As world leaders gather for the landmark COP26 climate conference, CorPower assesses the role of wave energy in the future energy transition, and its contribution towards global carbon neutrality.
UK Prime Minister Boris Johnson welcomed world leaders to Glasgow COP26 announcing the fight against global climate change is at ‘one minute to midnight’. He joins the world’s most senior figures – including royalty and the Pope himself – in efforts to crystalise the severity of our climate crisis. In essence, time is up, and aspiration must rapidly turn to action if we are to slow global warming and avert catastrophe.
As a major contributor to climate change, energy generation will of course be front and central in forthcoming debates. And with billions already pledged to limit temperature rises, the demand for innovative solutions to drive the clean energy transition has never been greater.
Offsetting intermittency of wind and solar
The key challenge for the energy transition is not the total available capacity of renewable energy, rather to ensure that supply always meets demand. In recent decades wind and solar sectors have grown exponentially, playing a significant role decarbonizing our electricity systems. However, both sources present challenges due to intermittency and limited predictability, resulting in volatility in electricity markets. At times of low wind and solar generation, prices spike when supply doesn’t meet demand. Naturally, with increasing penetration of intermittent renewables, price volatility is likely to become more pronounced.
By contrast, wave energy has a much more consistent and predictable production profile. Created by weather systems, built up over several days across large oceans, the energy content is concentrated and smoothened. This delivers a consistent power profile to coastlines offsetting the intermittency of wind and solar. With little or no visual impact, wave farms can be built close to the main consumption centres, along coastlines where most people live, reducing transmission capacity.
Combined energy arrays and clean hydrogen production
In order to deliver the lowest-cost, zero-carbon electricity systems we must combine complementary renewable energy sources such as wave, tidal, wind and solar. Working in unison they require less storage capacity compared to a pure wind, solar storage system, while also offering a natural balancing solution. This creates a more reliable and lower-cost alternative to stabilize low-carbon electricity systems in many parts of the world.
In addition, wave energy can also support the production of renewable hydrogen – which is likely to be a key solution helping decarbonize heavy industry and transport – by offering a more constant operation and higher profitability for electrolyse operators, compared to wind or solar.
Higher average value
Due to its grid balancing value, wave energy is expected to have a higher average value compared to wind and solar in future electricity markets.

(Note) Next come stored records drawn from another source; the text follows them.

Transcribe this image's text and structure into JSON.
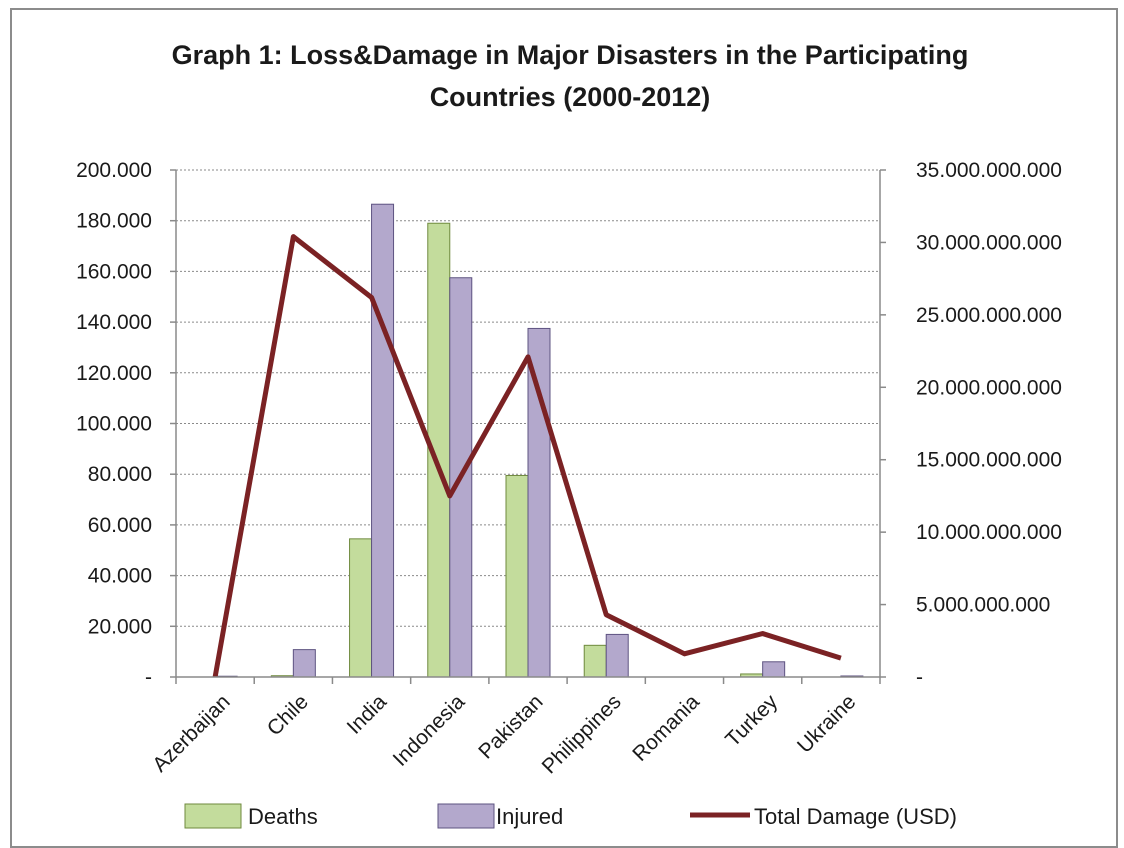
{
  "chart_data": {
    "type": "bar+line",
    "title_lines": [
      "Graph 1: Loss&Damage in Major Disasters in the Participating",
      "Countries (2000-2012)"
    ],
    "categories": [
      "Azerbaijan",
      "Chile",
      "India",
      "Indonesia",
      "Pakistan",
      "Philippines",
      "Romania",
      "Turkey",
      "Ukraine"
    ],
    "series": [
      {
        "name": "Deaths",
        "type": "bar",
        "axis": "left",
        "color": "#c3dc9c",
        "stroke": "#6f8a3e",
        "values": [
          0,
          500,
          54500,
          179000,
          79500,
          12500,
          0,
          1200,
          0
        ]
      },
      {
        "name": "Injured",
        "type": "bar",
        "axis": "left",
        "color": "#b3a8cc",
        "stroke": "#5e5381",
        "values": [
          300,
          10800,
          186500,
          157500,
          137500,
          16800,
          0,
          6000,
          400
        ]
      },
      {
        "name": "Total Damage (USD)",
        "type": "line",
        "axis": "right",
        "color": "#7b2224",
        "values": [
          0,
          30400000000,
          26200000000,
          12500000000,
          22100000000,
          4300000000,
          1600000000,
          3000000000,
          1300000000
        ]
      }
    ],
    "y_left": {
      "min": 0,
      "max": 200000,
      "ticks": [
        {
          "v": 0,
          "label": "-"
        },
        {
          "v": 20000,
          "label": "20.000"
        },
        {
          "v": 40000,
          "label": "40.000"
        },
        {
          "v": 60000,
          "label": "60.000"
        },
        {
          "v": 80000,
          "label": "80.000"
        },
        {
          "v": 100000,
          "label": "100.000"
        },
        {
          "v": 120000,
          "label": "120.000"
        },
        {
          "v": 140000,
          "label": "140.000"
        },
        {
          "v": 160000,
          "label": "160.000"
        },
        {
          "v": 180000,
          "label": "180.000"
        },
        {
          "v": 200000,
          "label": "200.000"
        }
      ]
    },
    "y_right": {
      "min": 0,
      "max": 35000000000,
      "ticks": [
        {
          "v": 0,
          "label": "-"
        },
        {
          "v": 5000000000,
          "label": "5.000.000.000"
        },
        {
          "v": 10000000000,
          "label": "10.000.000.000"
        },
        {
          "v": 15000000000,
          "label": "15.000.000.000"
        },
        {
          "v": 20000000000,
          "label": "20.000.000.000"
        },
        {
          "v": 25000000000,
          "label": "25.000.000.000"
        },
        {
          "v": 30000000000,
          "label": "30.000.000.000"
        },
        {
          "v": 35000000000,
          "label": "35.000.000.000"
        }
      ]
    },
    "grid": true,
    "legend": {
      "position": "bottom",
      "entries": [
        "Deaths",
        "Injured",
        "Total Damage (USD)"
      ]
    }
  }
}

In-depth analysis performed by electricity system experts shows that adding wave into an energy system can significantly reduce the amounts of wind, PV, storage and grid capacity, while still balancing supply to demand at all times.
Despite the higher CAPEX, OPEX & LCOE of wave energy, compared to wind and solar, a lower system cost is achieved, making it competitive at a higher cost per MW produced. Furthermore, the average cost of generation (LCOE) is unlikely to hold as greater level of importance in future electricity markets. Rather, with increasing penetration of intermittent generation, value will be determined by ‘when’ each MWh is delivered during the year, which wave energy is uniquely positioned to capitalise upon.
Broad market opportunities
Wave energy holds great potential for use across multiple sectors from Utilities to Oil & Gas and Island markets, where the technology offers increasing levels of competitiveness as the installed base increases. Due to its ‘grid-balancing’ value, wave energy will be competitive in the utilities market without subsidies at a higher LCOE compared to wind and solar. Meanwhile, wave energy can be used to power offshore installations in the Oil & Gas market, which is tolerant to higher electricity costs, and largely limited to wind energy. Furthermore, many islands and remote locations around the world rely on expensive electricity generated by hydrocarbons, offering an attractive entry market for wave energy.